Premieral Popularity, Part 2

Remember when I wrote this piece three years ago? I made what I think was a pretty convincing case on a dubious data set that political popularity in Canada correlated inversely with time in office. The Angus Reid poll looked like this:

And I graphed popularity vs. days in office, and found a pretty strong correlation (R = 0.92!) suggesting a direct inverse relationship. The way to be popular as a Premier is to be new on the job:

What a difference time makes. Three years and a raft of elections later, the Angus Reid folks did the poll again, and here are the results:

Aside from the obvious (Horgan still on top; doesn’t matter if you are a Boomer or GenX as long as you are a white guy; PEI still doesn’t matter), I am stumped by trying to find easy single-cause narratives here. The one from three years ago certainly doesn’t work:

The correlation looks bad.
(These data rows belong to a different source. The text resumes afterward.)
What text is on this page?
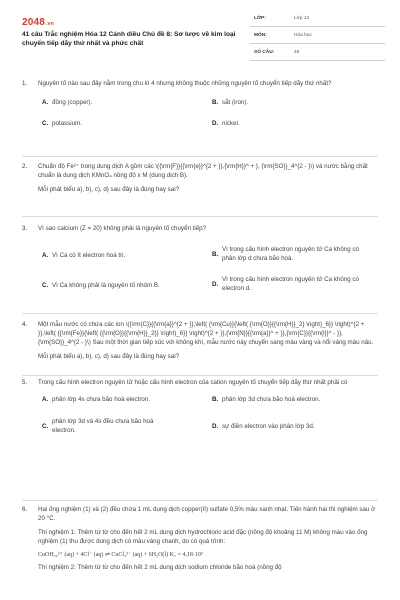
2048.vn
41 câu Trắc nghiệm Hóa 12 Cánh diều Chủ đề 8: Sơ lược về kim loại chuyển tiếp dãy thứ nhất và phức chất
LỚP:	Lớp 12
MÔN:	Hóa học
SỐ CÂU:	45
1. Nguyên tố nào sau đây nằm trong chu kì 4 nhưng không thuộc những nguyên tố chuyển tiếp dãy thứ nhất?
A. đồng (copper).	B. sắt (iron).
C. potassium.	D. nickel.
2. Chuẩn độ Fe²⁺ trong dung dịch A gồm các \({\rm{F}}{{\rm{e}}^{2 + }},{\rm{H}}^ + }, {\rm{SO}}_4^{2 - }\) và nước bằng chất chuẩn là dung dịch KMnO₄ nồng độ x M (dung dịch B).

Mỗi phát biểu a), b), c), d) sau đây là đúng hay sai?

3. Vì sao calcium (Z = 20) không phải là nguyên tố chuyển tiếp?
A. Vì Ca có ít electron hoá trị.	B.
Vì trong cấu hình electron nguyên tử Ca không có phân lớp d chưa bão hoà.
C. Vì Ca không phải là nguyên tố nhóm B.	D.
Vì trong cấu hình electron nguyên tử Ca không có electron d.
4. Một mẫu nước có chứa các ion \({\rm{C}}{{\rm{a}}^{2 + }},\left( {\rm{Cu}}{\left( {\rm{O}}{{\rm{H}}_2} \right)_6}} \right)^{2 + }},\left( {{\rm{Fe}}{\left( {{\rm{O}}{{\rm{H}}_2}} \right)_6}} \right)^{2 + }},{\rm{N}}{{\rm{a}}^ + }},{\rm{C}}{{\rm{l}}^ - }},{\rm{SO}}_4^{2 - }\) Sau một thời gian tiếp xúc với không khí, mẫu nước này chuyển sang màu vàng và nổi váng màu nâu.

Mỗi phát biểu a), b), c), d) sau đây là đúng hay sai?

5. Trong cấu hình electron nguyên tử hoặc cấu hình electron của cation nguyên tố chuyển tiếp dãy thứ nhất phải có
A. phân lớp 4s chưa bão hoà electron.	B. phân lớp 3d chưa bão hoà electron.
C.
phân lớp 3d và 4s đều chưa bão hoà electron.
D. sự điền electron vào phân lớp 3d.
6. Hai ống nghiệm (1) và (2) đều chứa 1 mL dung dịch copper(II) sulfate 0,5% màu xanh nhạt. Tiến hành hai thí nghiệm sau ở 20 °C.

Thí nghiệm 1: Thêm từ từ cho đến hết 2 mL dung dịch hydrochloric acid đặc (nồng độ khoảng 11 M) không màu vào ống nghiệm (1) thu được dung dịch có màu vàng chanh, do có quá trình:

CuOH₂₆²⁺ (aq) + 4Cl⁻ (aq) ⇌ CuCl₄²⁻ (aq) + 6H₂O(l) K꜀ = 4,18·10⁵
Thí nghiệm 2: Thêm từ từ cho đến hết 2 mL dung dịch sodium chloride bão hoà (nồng độ
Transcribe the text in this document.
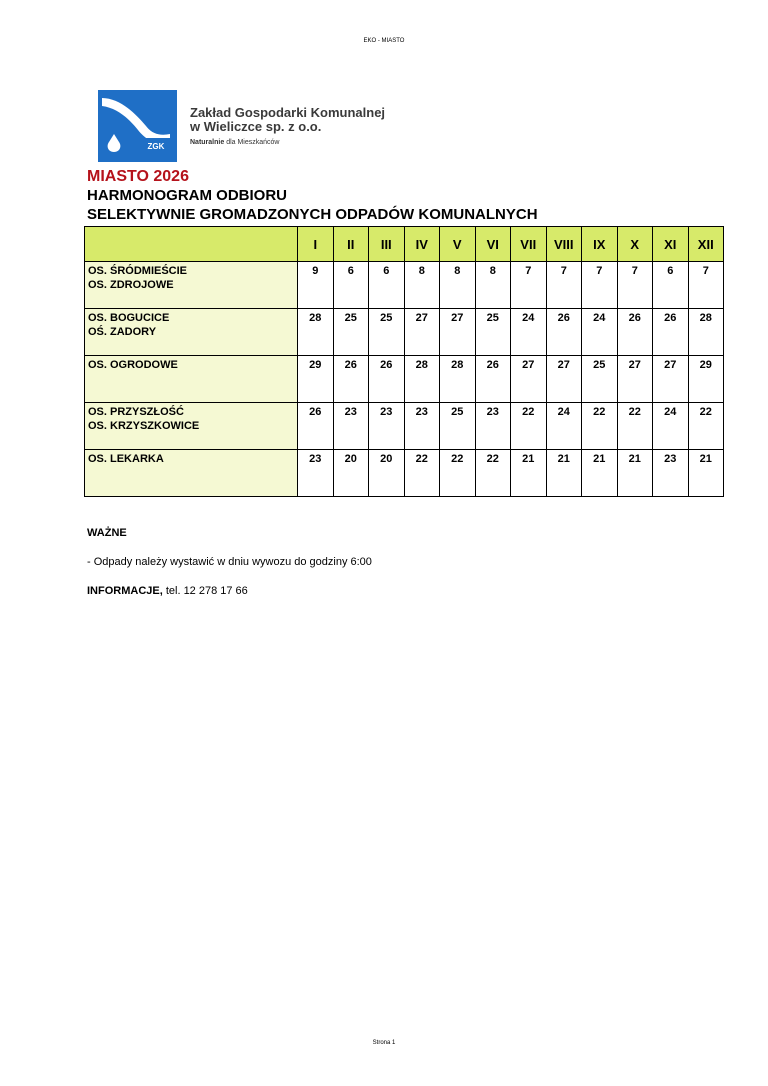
EKO - MIASTO
ZGK
Zakład Gospodarki Komunalnej
w Wieliczce sp. z o.o.
Naturalnie dla Mieszkańców
MIASTO 2026
HARMONOGRAM ODBIORU
SELEKTYWNIE GROMADZONYCH ODPADÓW KOMUNALNYCH
	I	II	III	IV	V	VI	VII	VIII	IX	X	XI	XII

OS. ŚRÓDMIEŚCIE
OS. ZDROJOWE	9	6	6	8	8	8	7	7	7	7	6	7

OS. BOGUCICE
OŚ. ZADORY	28	25	25	27	27	25	24	26	24	26	26	28

OS. OGRODOWE	29	26	26	28	28	26	27	27	25	27	27	29

OS. PRZYSZŁOŚĆ
OS. KRZYSZKOWICE	26	23	23	23	25	23	22	24	22	22	24	22

OS. LEKARKA	23	20	20	22	22	22	21	21	21	21	23	21
WAŻNE
- Odpady należy wystawić w dniu wywozu do godziny 6:00
INFORMACJE, tel. 12 278 17 66
Strona 1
If we take the anomalous Premier Rankin (who was very recently selected to lead a party that has been in power for a few decades, but has yet to introduce himself to the electorate) and the graph is as close to a random distribution as I can draw:

So my certainty from three years ago was misplaced. I was wrong.

But, hey, it’s Pandemic time, and surely that throws everything else aside. So we can safely assume that the most important public health and economic emergency of our generation must have thrown the numbers for a loop. Surely Premier popularity must correlate with their ability to manage the Pandemic and keep the voters safe, right?